- New USCIS Policy Memos Create Additional Burdens for Foreign Workers and Employers
- July 27, 2018 | Author: Sharon Dudee Barney
- Law Firm: Leech Tishman - State College Office
Earlier this month, U.S. Citizenship and Immigration Services (“USCIS”) announced two major policy changes that affect employers seeking to sponsor foreign workers for nonimmigrant visas. The first policy memo, dated June 28, 2018, relates to the issuance of a Notice to Appear (“NTA”), the official charging document to begin a deportation case against a foreign national. The second memo, dated July 13, 2018, revises the guidance adjudicators must consider when issuing a Request for Evidence (“RFE”) or Notice of Intent to Deny (“NOID”). Taken in concert, these memos will drastically alter if, when, and how employers will sponsor foreign employees, as well as complicate family immigration and student visa cases.
The NTA Memo
The June 28, 2018 memo (“NTA Memo”), currently in effect, is a major shift in determining which agencies of the Department of Homeland Security (“DHS”) are responsible for enforcement of immigration laws. Historically, USCIS has been responsible for the adjudication of immigration benefits, while Immigration and Customs Enforcement (ICE) and Customs and Border Protection (CBP) have been responsible for determining who may be removable from the United States. The NTA Memo requires USCIS to become an additional enforcement arm of DHS by mandating that USCIS officers issue NTAs if an application is denied and the foreign national is otherwise removable, rather than allowing the foreign national to leave the United States on their own accord if their application is denied. The issuance of an NTA is devastating to the foreign national, as it is the first step towards a formal adjudication of deportation/removal from the United States. Current immigration court processing times can take many years, with an average case taking 670 days before adjudication. During this time, the foreign national cannot work, does not have a lawful immigration status, and runs the risk of a potential 10-year bar to being allowed back into the United States if they are unsuccessful in their immigration court case. Even if the foreign national or employer appeals a USCIS denial, the immigration court case will still proceed during that time.
The RFE Memo
The July 13, 2018 memo (“RFE Memo”) is also a major policy shift affecting immigration applications.
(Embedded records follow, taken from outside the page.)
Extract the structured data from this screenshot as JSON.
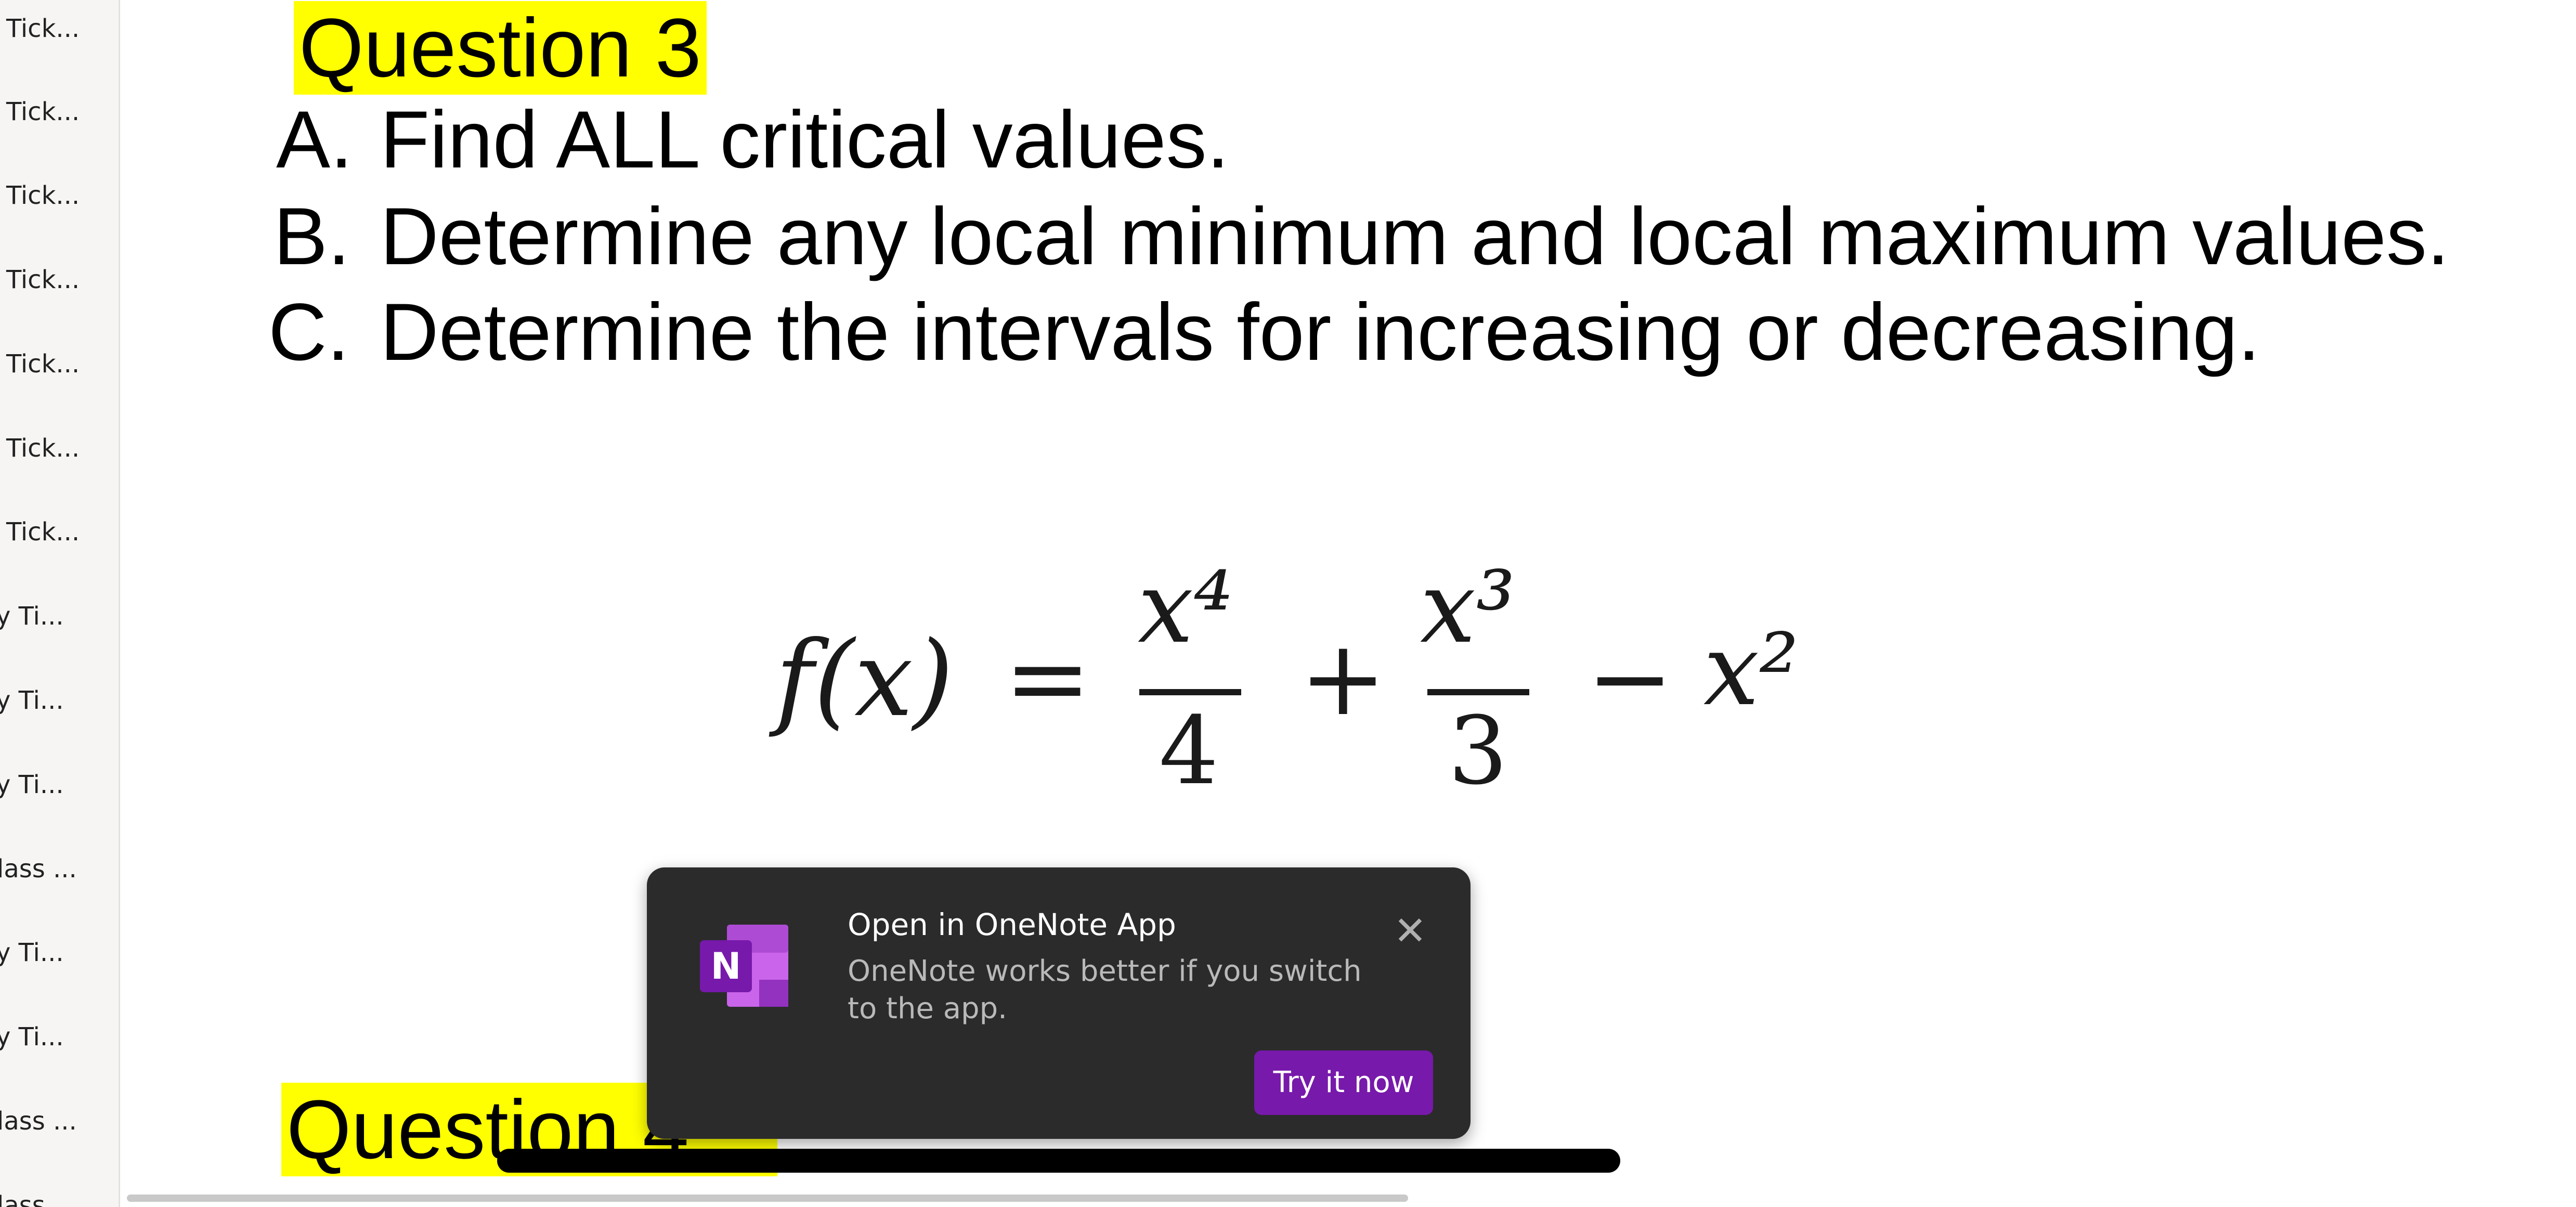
{
  "sidebar": {
    "items": [
      {
        "label": "Tick..."
      },
      {
        "label": "Tick..."
      },
      {
        "label": "Tick..."
      },
      {
        "label": "Tick..."
      },
      {
        "label": "Tick..."
      },
      {
        "label": "Tick..."
      },
      {
        "label": "Tick..."
      },
      {
        "label": "y Ti..."
      },
      {
        "label": "y Ti..."
      },
      {
        "label": "y Ti..."
      },
      {
        "label": "lass ..."
      },
      {
        "label": "y Ti..."
      },
      {
        "label": "y Ti..."
      },
      {
        "label": "lass ..."
      },
      {
        "label": "lass..."
      }
    ]
  },
  "content": {
    "question3_heading": "Question 3",
    "items": [
      {
        "marker": "A.",
        "text": "Find ALL critical values."
      },
      {
        "marker": "B.",
        "text": "Determine any local minimum and local maximum values."
      },
      {
        "marker": "C.",
        "text": "Determine the intervals for increasing or decreasing."
      }
    ],
    "equation": {
      "lhs": "f(x)",
      "equals": "=",
      "term1_num": "x⁴",
      "term1_den": "4",
      "plus": "+",
      "term2_num": "x³",
      "term2_den": "3",
      "minus": "−",
      "term3": "x²"
    },
    "question4_heading": "Question 4"
  },
  "toast": {
    "icon": "onenote-logo-icon",
    "icon_letter": "N",
    "title": "Open in OneNote App",
    "body": "OneNote works better if you switch to the app.",
    "close_symbol": "✕",
    "button_label": "Try it now",
    "accent_color": "#7719aa"
  },
  "colors": {
    "highlight": "#ffff00",
    "toast_background": "#2b2b2b",
    "sidebar_background": "#f6f5f4"
  }
}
The RFE Memo is set to become effective on September 11, 2018, and rescinds a USCIS memo dated June 3, 2013 regarding RFEs and NOIDs. The new memo indicates that if “all required initial evidence is not submitted with a benefit request,” USCIS may deny the benefit without first requesting additional evidence or otherwise allowing an applicant to explain why evidence is or is not available. In a climate where RFEs related to H-1B applications have increased by 45%, outright denials in these cases will be especially draconian. Taken in concert with the NTA memo, the practical results are:
• Increased processing times for all USCIS applications, as USCIS has to undertake additional obligations to issue NTAs;
• A potential increase in USCIS filing fees to accommodate the need for additional USCIS staff;
• Increased backlog of immigration court case processing times;
• Requiring employers and foreign nationals to request premium processing in all applicable cases, or filing at the earliest opportunity (180 days in advance of status expiration);
• Additional expenses to file appeals of erroneous USCIS denials;
• A decrease in applications to USCIS as employers and foreign nationals consider their options; and
• An overall reduction in the foreign national workforce to fulfill highly skilled jobs.
Based on this new guidance, employers and foreign national workers must reevaluate timelines for filing extensions of status, the pros and cons of applying for an immigration benefit, and the overall costs that must be budgeted for a matter.